Dalam sebuah episode talkshow televisi di sebuah televisi swasta yang dipandu oleh mantan VJ MTV 90’an, Sarah Sechan, dengan nama acaranya yang menggunakan namanya sendiri, menampilkan band White Shoes & The Couples Company. Saat ditanya rencana untuk tahun 2014 ini, yang terdekat mereka akan merilis album “Menyanyikan Lagu-Lagu Daerah” (2013) dalam format vinyl 7”. Dan alasan mereka merilis dalam format vinyl 7” menurut sang vokalis, Aprilia Apsari, karena memang media vinyl atau piringan hitam lebih awet secara kualitas dan ditambahkan oleh Ricky Virgana, bahwa sejarah pertama kali orang dapat mendengar musik tanpa live adalah lewat vinyl. Dengan merilis rilisan vinyl ini, bagi saya pribadi semakin memantapkan image ”vintage” album “Menyanyikan Lagu-Lagu Daerah” milik White Shoes & The Couples Company ini, mungkin alasan lainnya karena efek vintage dari studio Lokananta, sebuah studio bersejarah yang banyak menyimpan banyak harta karun musik Indonesia dalam format piringan hitam, studio dimana album “Menyanyikan Lagu-Lagu Daerah” ini direkam. Dan apabila rencana ini terwujud, maka ini kali keduanya White Shoes & The Couples Company membuat rilisan vinyl setelah di tahun 2012, White Shoes & The Couples Company juga merilis album “Vakansi” (2010) mereka ke format vinyl.

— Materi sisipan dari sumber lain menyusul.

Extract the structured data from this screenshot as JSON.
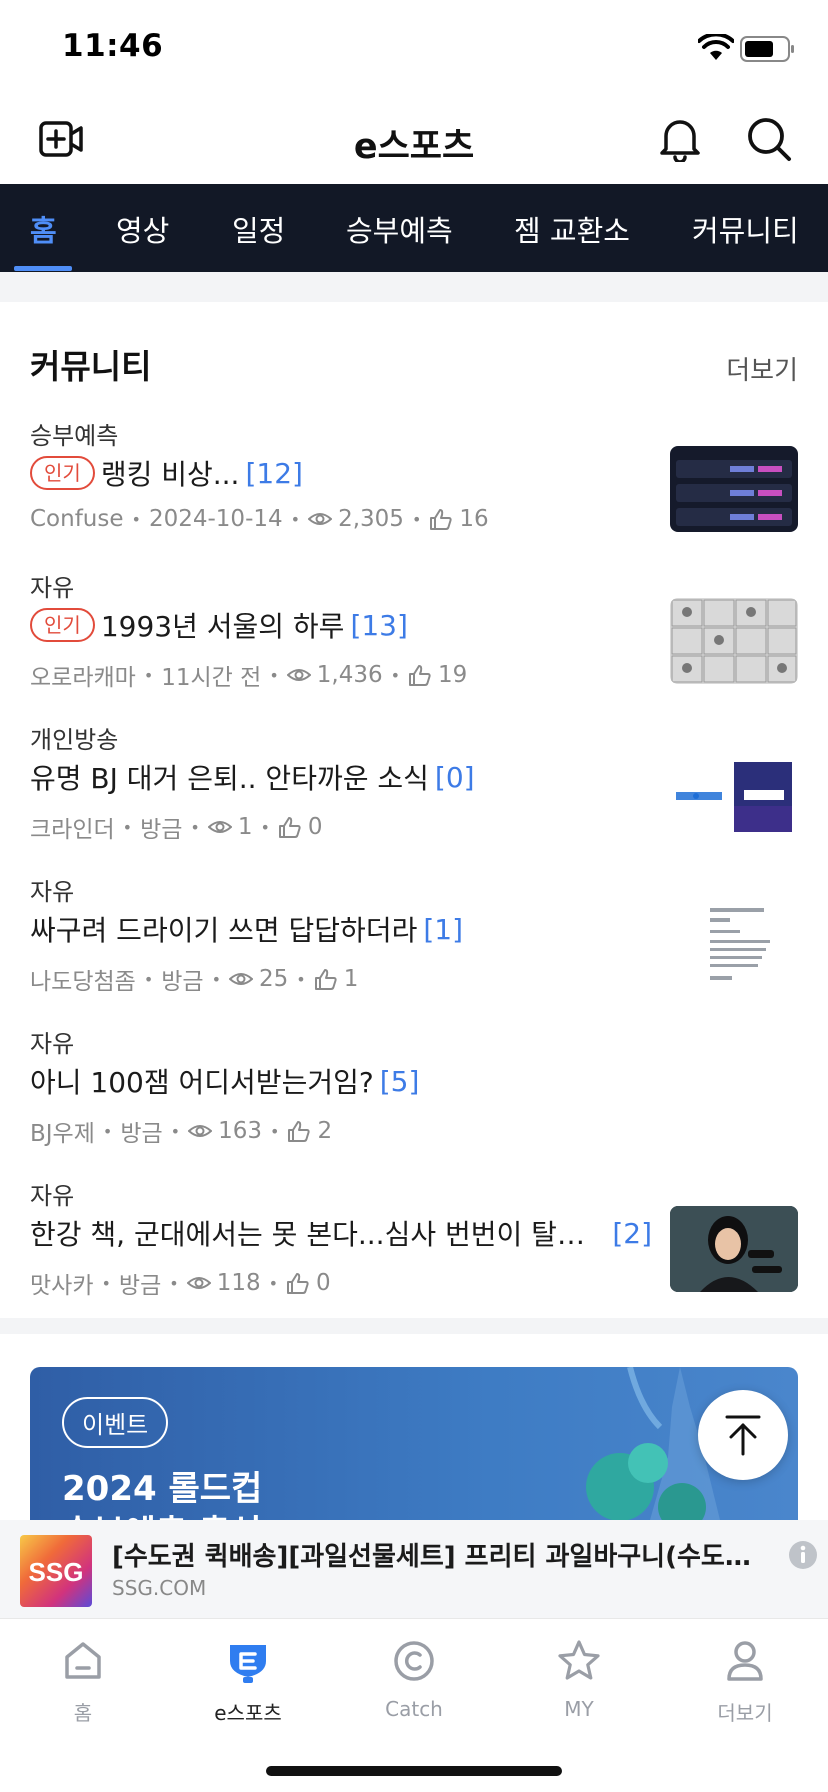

Sekarang ini saya juga tidak menampik bahwa saya mendengarkan musik lewat medium yang populer saat ini, CD & file digital. Kalau kita mau melihat kenyataan yang ada, rasanya posisi CD pun saat ini juga semakin terancam eksistensinya, dengan indikator semakin banyaknya toko CD yang tutup dalam beberapa tahun terakhir ini, dan yang terakhir cukup heboh ketika tutupnya Toko CD Aquarius Mahakam pada akhir tahun 2013 kemarin. Entah mungkin berapa dekade lagi saat teknologi lebih jauh lagi berkembang, posisi CD akan semakin tergeser lewat medium baru yang akan ditemukan, yang membuat orang-orang tidak perlu memiliki rilisan fisik untuk mendengarkan lagu (sekarang pun sedikit banyak sudah terwujud dengan sistem album digital yang dijual di online music store seperti iTunes), dan sampai pada titik dimana CD menjadi artefak musik dan dirilis kembali oleh para musisi-musisi masa depan, layaknya apa yang terjadi saat ini pada kaset dan vinyl. Bagi para penikmat sampai taraf penggila musik, munculnya kembali rilisan-rilisan fisik dengan medium yang old school seperti kaset dan vinyl ini memang menjadi barang “buruan” duniawi yang utama, dan rasa-rasanya memang tiada lengkap mendengarkan musik tanpa memiliki rilisan fisiknya, suatu kenikmatan atau kebanggan tersendiri bisa memiliki rilisan walaupun harus merogoh kocek lebih dalam (atau mungkin juga sebagai investasi di masa mendatang?).